Big data allows researchers to analyze income inequality gap
In the first quarter of 2024, 10% of workers in the United States owned 67% of its total wealth. In contrast, the lowest 50% of workers owned 2.5% of the wealth. Income inequality contributes significantly to the rapidly growing wealth inequality in the U.S. and, by some measures, is the largest since before the Great Depression.
Now, University of Florida researchers, led by Assistant Professor of Sociology and Criminal Law Edo Navot, Ph.D., will conduct a first of its kind study to search for the root causes behind income inequality, supported by a grant from the National Science Foundation.
Historically, research on income inequality has focused on individual characteristics such as race, gender, education, and job duties. However, there has been a recent shift toward analyzing the employer, which controls employees’ income, and what role organizational structure plays in the income gap.
“What is really driving income inequality, is that most highly paid people are increasingly found in workplaces that are exclusively occupied by highly paid people,” Navot said.
Compared to today, a manufacturing company in the 1950s was more likely to be running multiple facilities, more likely to be unionized, and more vertically integrated. Within one building, you would find individuals holding positions with varying income levels from janitorial, administrative, production and executive, all employed by the same legal entity.
Today, organizations are far more likely to have a headquarters that almost exclusively houses executives and very high-level managers located in a separate building, while a much more separated work force that may be employed in a smaller facility, such as distribution or a retail shop with lower-level employees and a single supervisor or manager.
Research has found that the separation of people at different pay grades drives income inequality. The UF study will dig into why and how inequality between workplaces took off in the U.S.
The study will examine data gathered by the U.S. Census Bureau and cross reference it with administrative data drawn from unemployment insurance databases from all 50 states. This data connects information on wage earners to their employer and allows researchers to more closely analyze corporate structure’s role in growing income inequality.
But these variances may only be part of the story. The grant gives researchers access to reams of data to help them uncover hidden causes of inequality.
Democratizing data
Studies involving this amount of data would have been completely impossible without the Florida Research Data Center, or FLRDC, Navot said.
The Florida RDC is one of 33 Federal Statistical Research Data Centers that represent partnerships between federal statistical agencies and leading research institutes. The data centers provide secure environments so researchers can use restricted data while protecting respondent confidentiality. The FLRDC is located on the east side of UF’s Gainesville campus, within the Clinical and Translational Science Institute, and is the only RDC south of Atlanta.
“Only at the FLRDC can a researcher access restricted microdata from 20 federal departments and agencies — including detailed manufacturing, construction and trade data, household-level American Community Survey data, health survey respondent-level data, and individual-level anonymized tax, income, and employment data,” said FLRDC executive director Jaclyn Hall, Ph.D.
The current FLRDC network comprises Florida State University, the Moffitt Cancer Center, the University of Central Florida, the University of South Florida, and the University of Florida.
“The FLRDC democratizes access to data. It provides incredible opportunities not just to get access to confidential and protected data that would otherwise be unavailable but to allow researchers to create data sets that did not previously exist and to build novel connections between data sets that could not have been connected before,” Navot said.

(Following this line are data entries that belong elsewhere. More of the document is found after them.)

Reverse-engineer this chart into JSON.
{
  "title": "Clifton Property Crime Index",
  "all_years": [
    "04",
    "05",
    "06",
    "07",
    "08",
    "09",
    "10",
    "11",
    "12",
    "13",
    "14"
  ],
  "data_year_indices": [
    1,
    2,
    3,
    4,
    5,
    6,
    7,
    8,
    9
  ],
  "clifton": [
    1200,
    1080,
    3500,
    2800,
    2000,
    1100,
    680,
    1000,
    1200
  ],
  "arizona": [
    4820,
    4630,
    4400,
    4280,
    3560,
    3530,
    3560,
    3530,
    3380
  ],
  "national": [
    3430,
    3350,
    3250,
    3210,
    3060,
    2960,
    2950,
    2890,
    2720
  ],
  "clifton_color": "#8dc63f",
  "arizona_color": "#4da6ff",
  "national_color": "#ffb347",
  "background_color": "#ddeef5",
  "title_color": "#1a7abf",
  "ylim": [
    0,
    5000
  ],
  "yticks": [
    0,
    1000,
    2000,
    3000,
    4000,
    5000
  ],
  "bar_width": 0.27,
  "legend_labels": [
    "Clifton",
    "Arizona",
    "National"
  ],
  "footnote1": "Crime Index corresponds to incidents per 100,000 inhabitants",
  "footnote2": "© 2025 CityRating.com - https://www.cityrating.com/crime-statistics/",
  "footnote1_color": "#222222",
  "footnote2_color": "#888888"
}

This access allows Navot’s team to be the first set of researchers to systematically test multiple potential mechanisms, including changes in corporate structure, so they can say with confidence what factors are really driving income inequality growth.
The $395,000 NSF grant has been awarded for a three-year period.
The FLRDC has been supported at the University of Florida by the Office of Research, the Clinical and Translational Science Institute, the Bureau of Economic and Business Research, the Health Outcomes and Biomedical Informatics Department, the Institute of Food and Agricultural Sciences and the Colleges of Liberal Arts and Sciences, Business and Public Health and Health Professionals.